More recently, it has become apparent that the onset of type 1 diabetes may not be solely a consequence of irreversible β-cell death. Loss of insulin production more likely results from a combination of β-cell destruction alongside partially reversible loss of β-cell function caused by inflammatory cytokines. In support of this notion, studies of human pancreata suggest that small numbers of insulin-positive β-cells are present in many patients with established type 1 diabetes, suggesting that β-cells can survive but are not able to secrete sufficient insulin to overcome hyperglycemia. In addition, some recent immune intervention trials observed rapid recovery of β-cell function that was too rapid to be explained by β-cell replication or neogenesis. For example, Couri et al. (46
) achieved at least temporary insulin independence and increased C-peptide in most type 1 diabetic patients who were treated with a nonmyeloablative bone marrow transplant after strong immunosuppression. Thus, aborting the inflammatory and autoreactive response in conjunction with relieving metabolic stress might be sufficient to restore function in surviving β-cells. Crucial aspects that need to be studied in the future include determining the frequency of metabolically inactive surviving β-cells and identifying the pathways within β-cells that are affected by inflammatory immune mediators in conjunction with metabolic stress.
This is a significant issue, because mature β-cells have very little ability to proliferate and make up for the loss caused by an autoimmune insult. Specifically, although β-cell proliferation is readily detectable in children, new evidence suggests the proliferative capacity is already markedly reduced during early adolescence (47
). This reduction is partly due to the increased expression of the cyclin-dependent kinase inhibitor p16 in aging β-cells that is partly mediated by components of the polycomb group of histone methyltransferases (48
). Thus, even when the immune insult is blocked, it may be critical to develop approaches to induce the proliferation of remaining β-cells in older patients with long-standing type 1 diabetes to restore normoglycemia.

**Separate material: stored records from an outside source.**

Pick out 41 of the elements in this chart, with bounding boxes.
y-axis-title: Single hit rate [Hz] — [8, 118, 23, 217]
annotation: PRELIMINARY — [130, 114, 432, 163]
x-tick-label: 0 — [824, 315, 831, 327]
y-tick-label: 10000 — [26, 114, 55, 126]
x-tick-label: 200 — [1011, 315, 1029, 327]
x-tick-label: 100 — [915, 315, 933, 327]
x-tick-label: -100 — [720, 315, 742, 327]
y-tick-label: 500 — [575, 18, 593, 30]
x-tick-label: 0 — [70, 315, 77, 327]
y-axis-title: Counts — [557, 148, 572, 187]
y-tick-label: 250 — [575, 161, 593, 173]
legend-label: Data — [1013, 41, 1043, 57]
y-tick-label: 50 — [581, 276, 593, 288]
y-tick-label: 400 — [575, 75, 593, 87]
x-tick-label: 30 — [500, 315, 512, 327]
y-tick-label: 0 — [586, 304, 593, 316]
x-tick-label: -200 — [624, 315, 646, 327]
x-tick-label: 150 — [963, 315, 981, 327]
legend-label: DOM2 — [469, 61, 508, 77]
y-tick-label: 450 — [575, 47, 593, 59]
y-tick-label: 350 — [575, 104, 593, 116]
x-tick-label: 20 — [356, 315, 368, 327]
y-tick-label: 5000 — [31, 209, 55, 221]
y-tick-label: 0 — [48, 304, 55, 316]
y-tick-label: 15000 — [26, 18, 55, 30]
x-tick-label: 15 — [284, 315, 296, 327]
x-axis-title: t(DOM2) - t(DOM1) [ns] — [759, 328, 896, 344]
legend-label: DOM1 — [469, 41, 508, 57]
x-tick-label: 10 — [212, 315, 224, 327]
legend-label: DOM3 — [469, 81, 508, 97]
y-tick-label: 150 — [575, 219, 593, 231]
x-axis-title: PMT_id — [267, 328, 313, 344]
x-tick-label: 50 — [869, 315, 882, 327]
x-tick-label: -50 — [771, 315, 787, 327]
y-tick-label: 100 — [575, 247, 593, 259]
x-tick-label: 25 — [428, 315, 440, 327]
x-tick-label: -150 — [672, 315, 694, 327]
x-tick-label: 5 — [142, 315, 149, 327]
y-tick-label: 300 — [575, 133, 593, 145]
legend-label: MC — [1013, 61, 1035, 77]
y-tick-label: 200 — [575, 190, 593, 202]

That said, recent studies have suggested that new β-cells can be generated from progenitor tissue. Indeed, studies in mice that have undergone pancreatic injury have demonstrated that other cell types, including duct or duct-associated cells, can reactivate the endocrine program and generate insulin-producing cells (50
). Recent efforts also suggest that the immune system itself may be important in this regeneration process. Thus, future studies will have to address whether the β-cells found in patients with long-standing type 1 diabetes are derived from the few surviving β-cells that have escaped the immune insult or whether they have formed by neogenesis from a non–β-cell population. Importantly, understanding the origin of the β-cells present in type 1 diabetic patients might influence the choice of immune regulatory drug therapies to maximize islet regeneration and increase β-cell mass, while at the same time halting the immune assault.
Finally, it is likely that physiologic changes of β-cells in response to autoimmunity or unknown environmental factors may be critical to perpetuating islet autoimmunity. Studies of pancreatic sections from patients with both new-onset and a subset of patients with long-term type 1 diabetes reveal β-cell destruction in a lobular pattern, with some regions of the pancreas where all islets contain β-cells, whereas in other regions, all β-cells have been destroyed. As the number of whole pancreata from deceased donors with type 1 diabetes become more readily available, such as those in the Juvenile Diabetes Research Foundation (JDRF) Network for Pancreatic Donors with Diabetes (nPOD) resource (histology available online for research viewing at www.jdrfnpod.org
), it is becoming clear that the degree of insulitis of most patients with type 1 diabetes is not only lobular but is also much less than that present in the NOD mouse or the BB rat animal models. This may relate to the usual very slow progression of β-cell loss in humans, occurring over years.
The nPOD resource also highlights the existence of heterogeneity of pancreatic pathology for patients who were diagnosed with type 1 diabetes. A subset of the pancreata from patients lacking islet autoantibodies or high-risk HLA have no pseudoatrophic islets (islets lacking all β-cells, typically associated with type 1A diabetes) but rather have decreased numbers of β-cells per islet rather than increased islets lacking all β-cells (51
). Both for humans (of pancreata with pseudoatrophic islets) and the NOD mouse, the surviving β-cells are not normal and hyperexpress MHC class I alleles and the survivin molecule. In addition, hyperexpression of MHC class I alleles is seen in a lobular fashion up to 8 years after diagnosis, independently of islet infiltration (51
). Unfortunately, the specific initiators of increased expression of MHC class I molecules on β-cells are not yet clear (see our earlier discussion).